The trial court, confused by its own conflation of failing to show and failing to rule out, proceeded to dismiss Dr. Stolley’s testimony as having little or no probative value:
“Although these scientific studies are invaluable aids, Dr. Stolley’s testimony demonstrates that the studies alone do not show conclusively whether or not Katie Wells’ birth defects were caused by Ortho-Gynol Contraceptive Jelly. Further, the Court reiterates that plaintiffs’ ultimate burden was not to produce a flawless epidemiological study, but rather to show from all the evidence presented, to a reasonable degree of medical certainty, that the Product caused some or all of Katie Wells’ birth defects in 1980.”

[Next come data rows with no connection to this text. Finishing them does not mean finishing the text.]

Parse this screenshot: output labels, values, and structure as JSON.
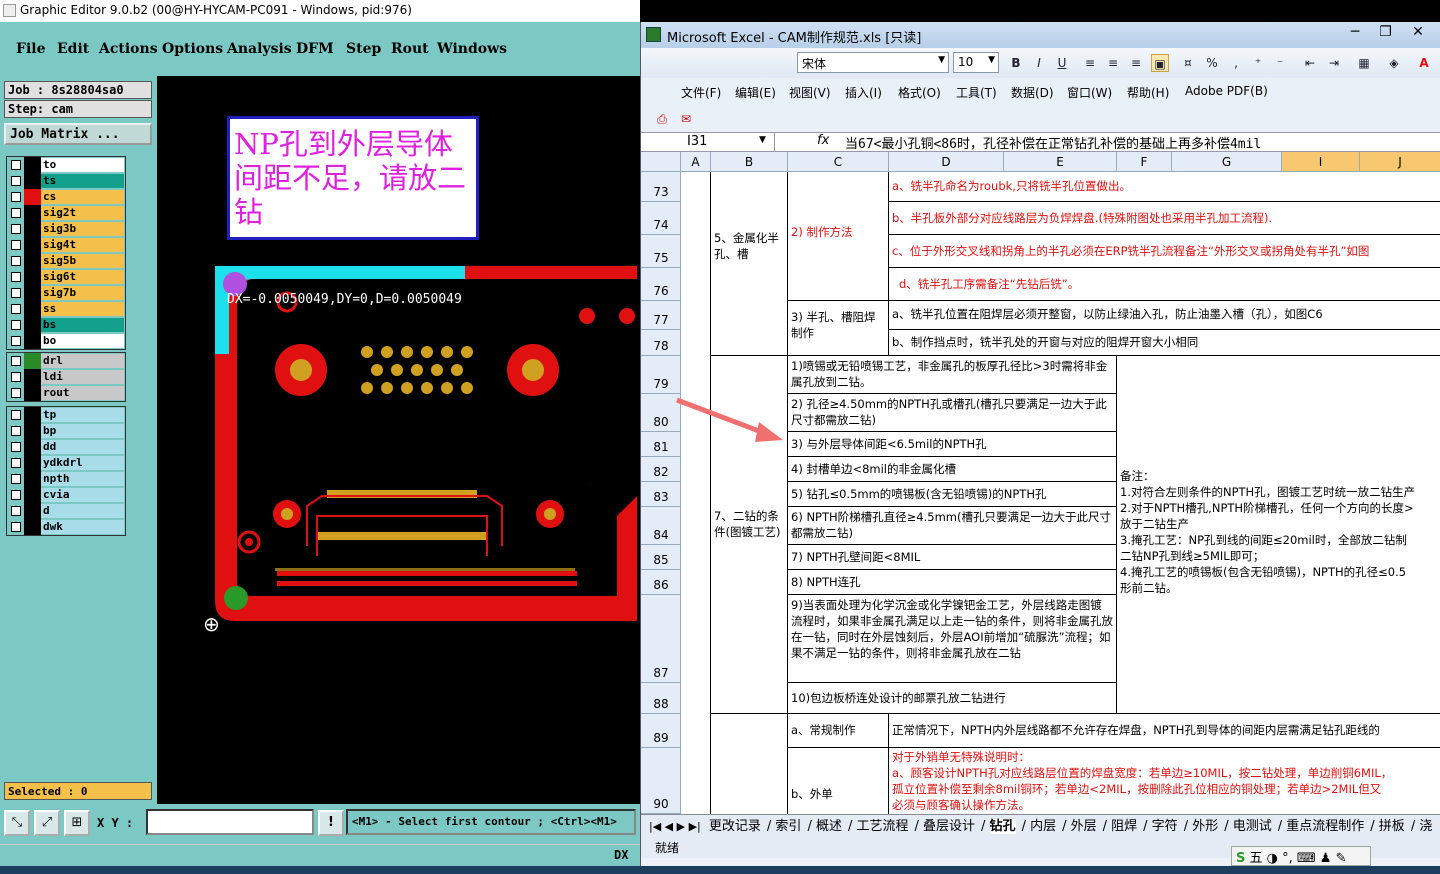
{
  "genesis": {
    "title": "Graphic Editor 9.0.b2 (00@HY-HYCAM-PC091 - Windows, pid:976)",
    "menu": [
      "File",
      "Edit",
      "Actions",
      "Options",
      "Analysis",
      "DFM",
      "Step",
      "Rout",
      "Windows"
    ],
    "job": "Job : 8s28804sa0",
    "step": "Step: cam",
    "job_matrix": "Job Matrix ...",
    "layers_group1": [
      {
        "name": "to",
        "color": "#ffffff",
        "swatch": "#000000"
      },
      {
        "name": "ts",
        "color": "#12a08a",
        "swatch": "#000000"
      },
      {
        "name": "cs",
        "color": "#f4c04a",
        "swatch": "#e01010"
      },
      {
        "name": "sig2t",
        "color": "#f4c04a",
        "swatch": "#000000"
      },
      {
        "name": "sig3b",
        "color": "#f4c04a",
        "swatch": "#000000"
      },
      {
        "name": "sig4t",
        "color": "#f4c04a",
        "swatch": "#000000"
      },
      {
        "name": "sig5b",
        "color": "#f4c04a",
        "swatch": "#000000"
      },
      {
        "name": "sig6t",
        "color": "#f4c04a",
        "swatch": "#000000"
      },
      {
        "name": "sig7b",
        "color": "#f4c04a",
        "swatch": "#000000"
      },
      {
        "name": "ss",
        "color": "#f4c04a",
        "swatch": "#000000"
      },
      {
        "name": "bs",
        "color": "#12a08a",
        "swatch": "#000000"
      },
      {
        "name": "bo",
        "color": "#ffffff",
        "swatch": "#000000"
      }
    ],
    "layers_group2": [
      {
        "name": "drl",
        "color": "#c8c8c8",
        "swatch": "#2a8a2a"
      },
      {
        "name": "ldi",
        "color": "#c8c8c8",
        "swatch": "#000000"
      },
      {
        "name": "rout",
        "color": "#c8c8c8",
        "swatch": "#000000"
      }
    ],
    "layers_group3": [
      {
        "name": "tp",
        "color": "#a8dce8",
        "swatch": "#000000"
      },
      {
        "name": "bp",
        "color": "#a8dce8",
        "swatch": "#000000"
      },
      {
        "name": "dd",
        "color": "#a8dce8",
        "swatch": "#000000"
      },
      {
        "name": "ydkdrl",
        "color": "#a8dce8",
        "swatch": "#000000"
      },
      {
        "name": "npth",
        "color": "#a8dce8",
        "swatch": "#000000"
      },
      {
        "name": "cvia",
        "color": "#a8dce8",
        "swatch": "#000000"
      },
      {
        "name": "d",
        "color": "#a8dce8",
        "swatch": "#000000"
      },
      {
        "name": "dwk",
        "color": "#a8dce8",
        "swatch": "#000000"
      }
    ],
    "selected": "Selected : 0",
    "xy_label": "X Y :",
    "prompt": "<M1> - Select first contour ; <Ctrl><M1>",
    "status_dx": "DX",
    "note_text": "NP孔到外层导体间距不足，请放二钻",
    "measure_text": "DX=-0.0050049,DY=0,D=0.0050049"
  },
  "excel": {
    "title": "Microsoft Excel - CAM制作规范.xls  [只读]",
    "font_name": "宋体",
    "font_size": "10",
    "menu": [
      "文件(F)",
      "编辑(E)",
      "视图(V)",
      "插入(I)",
      "格式(O)",
      "工具(T)",
      "数据(D)",
      "窗口(W)",
      "帮助(H)",
      "Adobe PDF(B)"
    ],
    "cell_ref": "I31",
    "fx": "fx",
    "formula": "当67<最小孔铜<86时，孔径补偿在正常钻孔补偿的基础上再多补偿4mil",
    "columns": [
      "A",
      "B",
      "C",
      "D",
      "E",
      "F",
      "G",
      "I",
      "J"
    ],
    "rows": [
      "73",
      "74",
      "75",
      "76",
      "77",
      "78",
      "79",
      "80",
      "81",
      "82",
      "83",
      "84",
      "85",
      "86",
      "87",
      "88",
      "89",
      "90"
    ],
    "b_metal": "5、金属化半孔、槽",
    "c_method": "2) 制作方法",
    "d73": "a、铣半孔命名为roubk,只将铣半孔位置做出。",
    "d74": "b、半孔板外部分对应线路层为负焊焊盘.(特殊附图处也采用半孔加工流程).",
    "d75": "c、位于外形交叉线和拐角上的半孔必须在ERP铣半孔流程备注“外形交叉或拐角处有半孔”如图",
    "d76": "d、铣半孔工序需备注“先钻后铣”。",
    "c_window": "3) 半孔、槽阻焊制作",
    "d77": "a、铣半孔位置在阻焊层必须开整窗，以防止绿油入孔，防止油墨入槽（孔），如图C6",
    "d78": "b、制作挡点时，铣半孔处的开窗与对应的阻焊开窗大小相同",
    "b_second": "7、二钻的条件(图镀工艺)",
    "c79": "1)喷锡或无铅喷锡工艺，非金属孔的板厚孔径比>3时需将非金属孔放到二钻。",
    "c80": "2) 孔径≥4.50mm的NPTH孔或槽孔(槽孔只要满足一边大于此尺寸都需放二钻)",
    "c81": "3) 与外层导体间距<6.5mil的NPTH孔",
    "c82": "4) 封槽单边<8mil的非金属化槽",
    "c83": "5) 钻孔≤0.5mm的喷锡板(含无铅喷锡)的NPTH孔",
    "c84": "6) NPTH阶梯槽孔直径≥4.5mm(槽孔只要满足一边大于此尺寸都需放二钻)",
    "c85": "7) NPTH孔壁间距<8MIL",
    "c86": "8) NPTH连孔",
    "c87": "9)当表面处理为化学沉金或化学镍钯金工艺，外层线路走图镀流程时，如果非金属孔满足以上走一钻的条件，则将非金属孔放在一钻，同时在外层蚀刻后，外层AOI前增加“硫脲洗”流程；如果不满足一钻的条件，则将非金属孔放在二钻",
    "c88": "10)包边板桥连处设计的邮票孔放二钻进行",
    "remark": "备注：\n1.对符合左则条件的NPTH孔，图镀工艺时统一放二钻生产\n2.对于NPTH槽孔,NPTH阶梯槽孔，任何一个方向的长度>\n放于二钻生产\n3.掩孔工艺：NP孔到线的间距≤20mil时，全部放二钻制\n二钻NP孔到线≥5MIL即可；\n4.掩孔工艺的喷锡板(包含无铅喷锡)，NPTH的孔径≤0.5\n形前二钻。",
    "c89": "a、常规制作",
    "d89": "正常情况下，NPTH内外层线路都不允许存在焊盘，NPTH孔到导体的间距内层需满足钻孔距线的",
    "c90": "b、外单",
    "d90": "对于外销单无特殊说明时：\na、顾客设计NPTH孔对应线路层位置的焊盘宽度：若单边≥10MIL，按二钻处理，单边削铜6MIL，\n孤立位置补偿至剩余8mil铜环；若单边<2MIL，按删除此孔位相应的铜处理；若单边>2MIL但又\n必须与顾客确认操作方法。",
    "tabs": [
      "更改记录",
      "索引",
      "概述",
      "工艺流程",
      "叠层设计",
      "钻孔",
      "内层",
      "外层",
      "阻焊",
      "字符",
      "外形",
      "电测试",
      "重点流程制作",
      "拼板",
      "浇"
    ],
    "status": "就绪",
    "ime": "五 ◑ °, ⌨ ♟ ✎"
  }
}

Id. at 286. Lovely rhetoric, but yet the trial court was prepared to hold the defense to a non-legal, insuperable burden to produce an infinitely powerful study that could rule out any increased risk. Dr. Robert Brent, the defense expert witness on teratology, similarly expressed the limitation of hypothesis testing to “prove” the hull hypothesis of no association:
“[T]here’s no way to prove that a substance is not teratogenic. It’s proving a negative, and, in fact, it’s true of water and vitamins and everything else that we are exposed to. All we can say is that after extensive evaluation, the risk appears no greater than if you didn’t expose yourself to that. That’s about as far as you can go.”

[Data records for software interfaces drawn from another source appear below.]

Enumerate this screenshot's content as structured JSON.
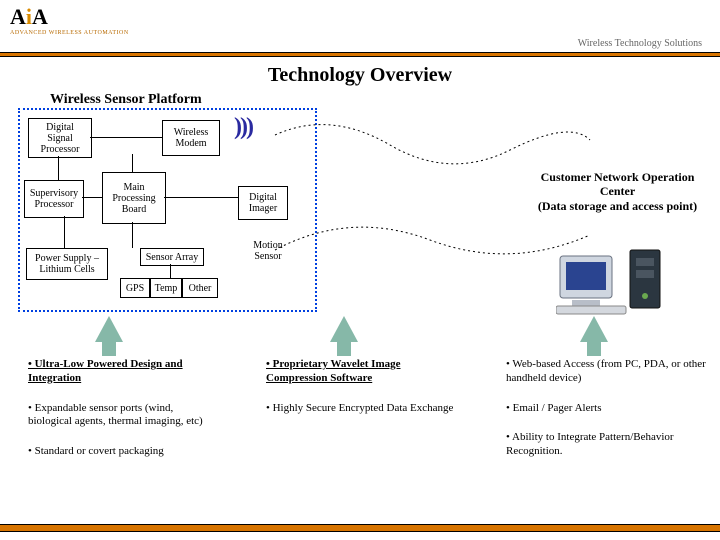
{
  "header": {
    "brand_a": "A",
    "brand_i": "i",
    "brand_a2": "A",
    "brand_sub": "ADVANCED WIRELESS AUTOMATION",
    "right": "Wireless Technology Solutions"
  },
  "title": "Technology Overview",
  "subheader": "Wireless Sensor Platform",
  "blocks": {
    "dsp": "Digital\nSignal\nProcessor",
    "modem": "Wireless\nModem",
    "sup": "Supervisory\nProcessor",
    "mpb": "Main\nProcessing\nBoard",
    "imager": "Digital\nImager",
    "psu": "Power Supply –\nLithium Cells",
    "sarr": "Sensor Array",
    "gps": "GPS",
    "temp": "Temp",
    "other": "Other",
    "motion": "Motion\nSensor"
  },
  "waves": ")))",
  "cnoc": "Customer Network Operation Center\n(Data storage and access point)",
  "col1": {
    "b1": "• Ultra-Low Powered Design and Integration",
    "b2": "• Expandable sensor ports (wind, biological agents, thermal imaging, etc)",
    "b3": "• Standard or covert packaging"
  },
  "col2": {
    "b1": "• Proprietary Wavelet Image Compression Software",
    "b2": "• Highly Secure Encrypted Data Exchange"
  },
  "col3": {
    "b1": "• Web-based Access (from PC, PDA, or other handheld device)",
    "b2": "• Email / Pager Alerts",
    "b3": "• Ability to Integrate Pattern/Behavior Recognition."
  }
}
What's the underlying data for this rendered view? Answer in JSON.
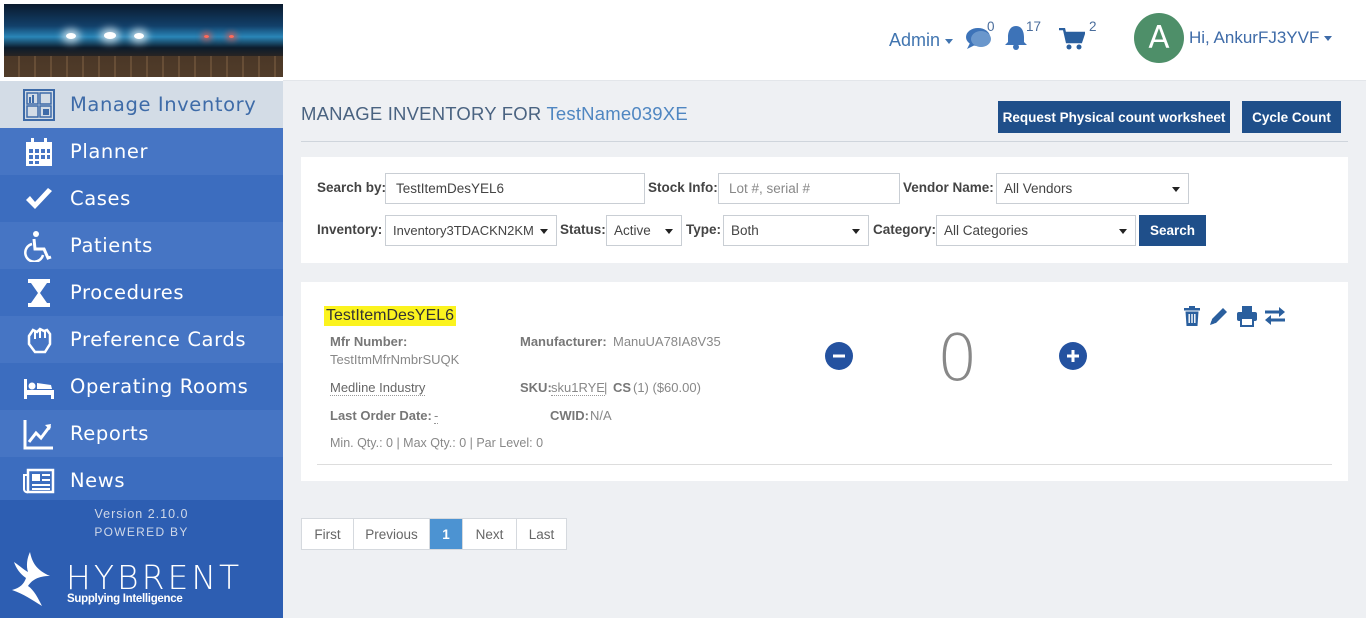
{
  "sidebar": {
    "items": [
      {
        "label": "Manage Inventory",
        "icon": "inventory-grid-icon"
      },
      {
        "label": "Planner",
        "icon": "calendar-icon"
      },
      {
        "label": "Cases",
        "icon": "checkmark-icon"
      },
      {
        "label": "Patients",
        "icon": "wheelchair-icon"
      },
      {
        "label": "Procedures",
        "icon": "hourglass-icon"
      },
      {
        "label": "Preference Cards",
        "icon": "hand-icon"
      },
      {
        "label": "Operating Rooms",
        "icon": "bed-icon"
      },
      {
        "label": "Reports",
        "icon": "chart-icon"
      },
      {
        "label": "News",
        "icon": "newspaper-icon"
      }
    ],
    "version": "Version 2.10.0",
    "powered_by": "POWERED BY",
    "brand": "HYBRENT",
    "brand_tagline": "Supplying Intelligence"
  },
  "header": {
    "admin_label": "Admin",
    "messages_count": "0",
    "notifications_count": "17",
    "cart_count": "2",
    "avatar_letter": "A",
    "greeting": "Hi, AnkurFJ3YVF"
  },
  "page": {
    "title_prefix": "MANAGE INVENTORY FOR",
    "title_name": "TestName039XE",
    "request_button": "Request Physical count worksheet",
    "cycle_button": "Cycle Count"
  },
  "filters": {
    "search_by_label": "Search by:",
    "search_by_value": "TestItemDesYEL6",
    "stock_info_label": "Stock Info:",
    "stock_info_placeholder": "Lot #, serial #",
    "vendor_label": "Vendor Name:",
    "vendor_value": "All Vendors",
    "inventory_label": "Inventory:",
    "inventory_value": "Inventory3TDACKN2KM",
    "status_label": "Status:",
    "status_value": "Active",
    "type_label": "Type:",
    "type_value": "Both",
    "category_label": "Category:",
    "category_value": "All Categories",
    "search_button": "Search"
  },
  "item": {
    "title": "TestItemDesYEL6",
    "mfr_number_label": "Mfr Number:",
    "mfr_number_value": "TestItmMfrNmbrSUQK",
    "manufacturer_label": "Manufacturer:",
    "manufacturer_value": "ManuUA78IA8V35",
    "vendor": "Medline Industry",
    "sku_label": "SKU:",
    "sku_value": "sku1RYE",
    "sku_sep": "|",
    "cs_label": "CS",
    "cs_value": "(1) ($60.00)",
    "last_order_label": "Last Order Date:",
    "last_order_value": "-",
    "cwid_label": "CWID:",
    "cwid_value": "N/A",
    "levels": "Min. Qty.: 0 | Max Qty.: 0 | Par Level: 0",
    "quantity": "0"
  },
  "pagination": {
    "first": "First",
    "previous": "Previous",
    "current": "1",
    "next": "Next",
    "last": "Last"
  },
  "colors": {
    "sidebar": "#3a6bbd",
    "primary_button": "#1f4f8a",
    "highlight": "#fbf31e",
    "avatar": "#4e8f69"
  }
}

Id. at 289-90 (internal citations omitted). If the defense expert witnesses committed any mistake it was in not explaining hypothesis testing better in their direct examinations so that statements on cross-examination were not seen as “equivocations.” This tactical mistake, however, cannot excuse or erase the profoundly and clearly erroneous findings of the trial court.
Statistical Significance
It was, after all, Justice Sotomayor’s opinion in Matrixx Initiatives, with Her Honor’s broad dicta about statistical significance, which motivated my re-reading of the Wells case. The Supreme Court’s opinion cited the appellate court’s decision to affirm the judgment entered upon Judge Shoob’s verdict, but the essence of the Wells case was established in the proceedings in district court. Here is what Judge Shoob wrote about statistical significance:
“Plaintiffs’ burden of proving that Katie Wells’ defects were caused by the Product did not necessarily require them to produce scientific studies showing a statistically significant association between spermicides and congenital malformations in a large population.”
615 F. Supp. at 292. And later, in connection with one of the defense expert witnesses, the court noted:
“In Dr. Brent’s opinion, none of these three indicators suggests that non-ionic surfactants are teratogenic. Other than the Jick study, he was aware of no studies showing a statistically significant association between spermicides and birth defects.”
Id. at 289. Because there was at least one statistically significant outcome reported in one of the studies at issues, the Wells case cannot represent a legal precedent that established that statistically significant evidence is not necessary to a judgment of causation. Justice Sotomayor’s opinion in dictum to the contrary is not only wrong as a scientific generalization, it is wrong as a matter of basic legal process.